Graphene wrapped porous polyaniline/manganese oxide nanocomposites with enhanced structural stability and conductivity for high‐performance symmetric supercapacitor

Abstract Manganese oxides have emerged as promising electrode materials for supercapacitors. Despite extensive efforts to improve their conductivity and structural stability through various manganese oxide/conductor nanocomposites, achieving efficient and reliable energy storage electrode materials has remained challenging. In this study, we propose a meticulous “dual enhancement” strategy, where three‐dimensional (3D) nanostructured polyaniline/manganese oxide composites (PM) are synthesized via an in situ method and further integrated with graphene wrapping to form polyaniline/manganese oxide/graphene nanocomposites (PMG). Electrochemical characterization reveals that PMG exhibits a remarkable specific capacitance of up to 403 F g −1 (at 1 A g −1 ), with a favorable capacitance retention of 80.2% after 5000 cycles, along with a wide potential window.
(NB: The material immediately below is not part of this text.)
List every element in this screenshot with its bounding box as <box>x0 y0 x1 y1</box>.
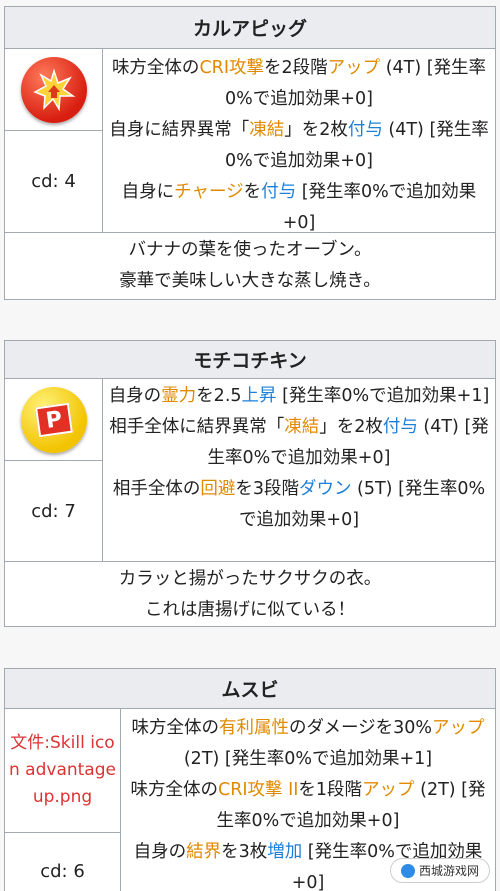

This enhancement is attributed to the synergistic effects of polyaniline, which provides a supportive framework and electron transport pathways, and graphene, which offers external protection and enhances conductivity pathways. Assembled symmetrical supercapacitors demonstrate outstanding energy density (32.7–23.3 Wh kg −1 ) and power density (720–4500 W kg −1 ) at a high operating voltage of 1.8 V, surpassing the performance of many reported high‐performance supercapacitors. This study provides valuable insights for advancing manganese oxide electrode materials and is expected to catalyze their widespread adoption in energy storage applications. Highlights “Dual enhancement” is implemented by PANI supporting and rGO wrapping. The conductivity and structural stability of composite electrode is greatly enhanced. Improved capacitance (403 F g −1 , 1 A g −1 ) and cycling stability (80.2%) is achieved. The symmetrical supercapacitor has high voltage and energy density (32.7 Wh kg −1 ).